Viele Male landeten wir bei iranischen Familien zuhause und wurde wahnsinnig gut behandelt: da gab es Mittagessen, dann kam der Tee, dann das Obst, dann Nüsse, kurz noch was Süßen und wir durften nicht vor einem weiteren Tee das Haus verlassen. Eine Essenseinladung kam dann auch einher mit der Aufforderung doch bitte bei ihnen zu übernachten. Dieses Angebot lehnten wir aber des Öfteren ab. Wir liebten es, die lokale Kultur kennenzulernen und Zeit mit ihnen zu verbringen. Bei der verbalen Kommunikation half uns zum Glück das Handy und diverse Übersetzungsprogramme (Google Translator – oder wie ein Iraner meinte „Mr. Magic“). Denn nicht selten war „Hallo“ und „Tschüss“ die einzigen zwei Wörter, die unseren gemeinsamen Wortschatz ausmachten. Hier dann einen ganzen Abend und Übernachtung zu verbringen, wäre dann doch etwas schwieriger gewesen. Zum Glück gibt es aber noch die Sprache der Bilder. Wenige Wörter sind nötig, wenn wir Fotos vom Strand in Barcelona, den schneebedeckten Bergen in Österreich oder von unseren Lieben zuhause zeigten. @Mama, Nina, Moraledis, Kathi, Bezi, meine Münchner Mädels & Co.: Ihr seid jetzt so einigen Familien in Iran bekannt. 😉

Zu Gast bei Taras Familie

Am besten in Erinnerung bleibt uns auf jeden Fall der Besuch bei Taras Familie. Das Mädchen, das als einzige aber dafür sehr gut Englisch sprach, war gerade bei ihrer Tante zu Besuch und entdeckte uns in einem Supermarkt. Sie wollten uns unbedingt zu sich nach Hause einladen. Da es am selben Abend nicht klappte, tauschten wir Nummern aus und nannten ihnen den Namen des Hotels. Nach einem Telefonat am nächsten Abend schien eine Verabredung mit unseren Terminen nicht zu klappen. Sie schlugen den nächsten Abend vor, da war unsere Reiseroute aber schon eine andere. Da aber Spontanität anscheinend kein Problem war, erhielten wir eine Stunde später einen Anruf unseres Rezeptionisten. In gebrochenem Englisch meldete er sich mit „Help down“. Zum Glück waren wir sowieso gerade auf dem Weg nach draußen, denn wir hatten spezielle Gäste erhalten. An der Rezeption standen Tara, ihre Tante und ihr Vater. Viel gab es nicht zu diskutieren, die Pläne waren bereits ohne uns gemacht worden. Los ging es mit dem Taxi in das Domizil der Tante. Dort erwartete uns dann ein fünfstündiger Familienmarathon sondergleichen. Wir nahmen auf ihrem Sofa Platz und es wurden uns unzählige Personen vorgestellt: die zweite Tante, zwei kleine Zwillinge, der Großvater, die Nachbarin, die Nachbars-Kinder etc. Jedes einzelne Wort von uns wurde im Detail von Tara übersetzt. Wir füllten uns wie die Hauptdarsteller in einem Kinofilm. Noch dazu wurden unzählige Familienmitglieder in ganz Iran per Telefon kontaktiert. Die News, dass gerade zwei Touristen auf ihrem Sofa saßen, verbreitete sich im Lauffeuer. Immer wieder entschuldigten sich Onkeln, noch mehr Tanten, Mütter, Brüder etc. am Telefon, dass sie heute nicht hier sein konnten.

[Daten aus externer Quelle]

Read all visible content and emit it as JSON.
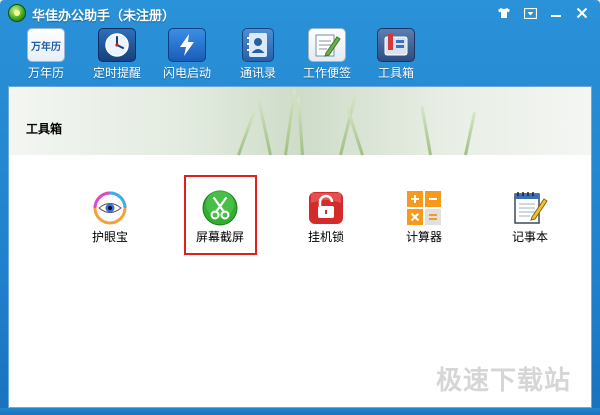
{
  "window": {
    "title": "华佳办公助手（未注册）",
    "controls": {
      "skin": "skin-icon",
      "menu": "menu-icon",
      "minimize": "minimize-icon",
      "close": "close-icon"
    }
  },
  "toolbar": {
    "items": [
      {
        "label": "万年历",
        "icon_text": "万年历",
        "icon": "calendar-icon"
      },
      {
        "label": "定时提醒",
        "icon": "clock-icon"
      },
      {
        "label": "闪电启动",
        "icon": "lightning-icon"
      },
      {
        "label": "通讯录",
        "icon": "contacts-icon"
      },
      {
        "label": "工作便签",
        "icon": "notepad-icon"
      },
      {
        "label": "工具箱",
        "icon": "toolbox-icon"
      }
    ]
  },
  "panel": {
    "section_title": "工具箱",
    "apps": [
      {
        "label": "护眼宝",
        "icon": "eye-icon"
      },
      {
        "label": "屏幕截屏",
        "icon": "scissors-icon"
      },
      {
        "label": "挂机锁",
        "icon": "lock-icon"
      },
      {
        "label": "计算器",
        "icon": "calculator-icon"
      },
      {
        "label": "记事本",
        "icon": "notebook-icon"
      }
    ]
  },
  "watermark": "极速下载站",
  "colors": {
    "titlebar": "#1f7fcc",
    "highlight_border": "#e02020",
    "panel_border": "#6aa9d8"
  }
}
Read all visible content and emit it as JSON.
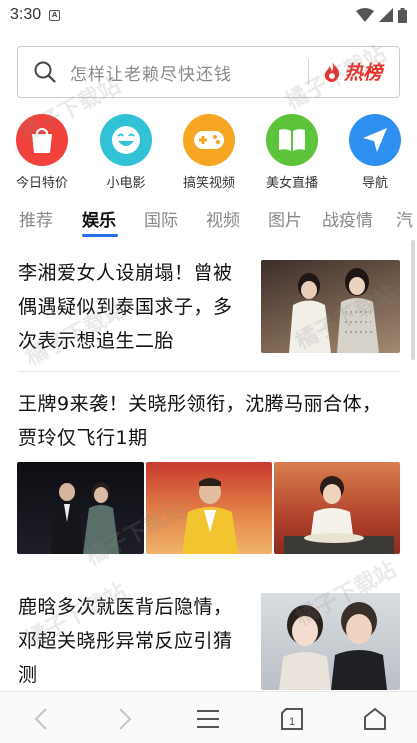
{
  "status_bar": {
    "time": "3:30",
    "sim_label": "A"
  },
  "search": {
    "placeholder": "怎样让老赖尽快还钱",
    "hot_label": "热榜"
  },
  "quick_entries": [
    {
      "label": "今日特价",
      "icon": "shopping-bag-icon",
      "color": "#f0413b"
    },
    {
      "label": "小电影",
      "icon": "smiley-face-icon",
      "color": "#32c2d6"
    },
    {
      "label": "搞笑视频",
      "icon": "gamepad-icon",
      "color": "#f6a623"
    },
    {
      "label": "美女直播",
      "icon": "book-icon",
      "color": "#5cc43a"
    },
    {
      "label": "导航",
      "icon": "navigation-arrow-icon",
      "color": "#2f90f0"
    }
  ],
  "tabs": [
    "推荐",
    "娱乐",
    "国际",
    "视频",
    "图片",
    "战疫情",
    "汽"
  ],
  "active_tab": "娱乐",
  "articles": [
    {
      "title_lines": [
        "李湘爱女人设崩塌！曾被",
        "偶遇疑似到泰国求子，多",
        "次表示想追生二胎"
      ]
    },
    {
      "title_lines": [
        "王牌9来袭！关晓彤领衔，沈腾马丽合体，",
        "贾玲仅飞行1期"
      ]
    },
    {
      "title_lines": [
        "鹿晗多次就医背后隐情，",
        "邓超关晓彤异常反应引猜",
        "测"
      ]
    }
  ],
  "watermark_text": "橘子下载站"
}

„Anstrengender als Marathon-Laufen“ (Zitat Guille)

Sie behandelten uns unglaublich gut. Während die beiden Tanten wie zwei Wirbelwinde vom Supermarkt nach Hause sausten um mit dem Kochen des Festessens zu beginnen, wurden wir mit Obst, Tee und Süßem versorgt. Besonders anstrengend machte das Ganze aber das Verhaltenssystem „Taarof“. Dabei handelt es sich um eine Verhaltensweise, bei der man die andere Person mit übertriebener Freundlichkeit behandelte und Gäste besser als die eigene Familie. Das bedeutet z.B., dass man Angebote nie beim ersten Mal annehmen sollten, sondern mindestens einmal, wenn nicht sogar zweimal, ablehnen sollte. Zudem muss man fast alle zehn Minuten seine Dankbarkeit ausdrücken und alles in höchsten Tönen loben. Das geht sogar soweit, dass der Wunsch, langsam nach Hause zurückzukehren, mehrmals ausgeschlagen wird. Das heißt, man muss ganz genau planen, wann und in welchen Abständen man dies erwähnt, denn zwischen jeder Erwähnung liegt im Schnitt eine Stunde und noch viel mehr Essen!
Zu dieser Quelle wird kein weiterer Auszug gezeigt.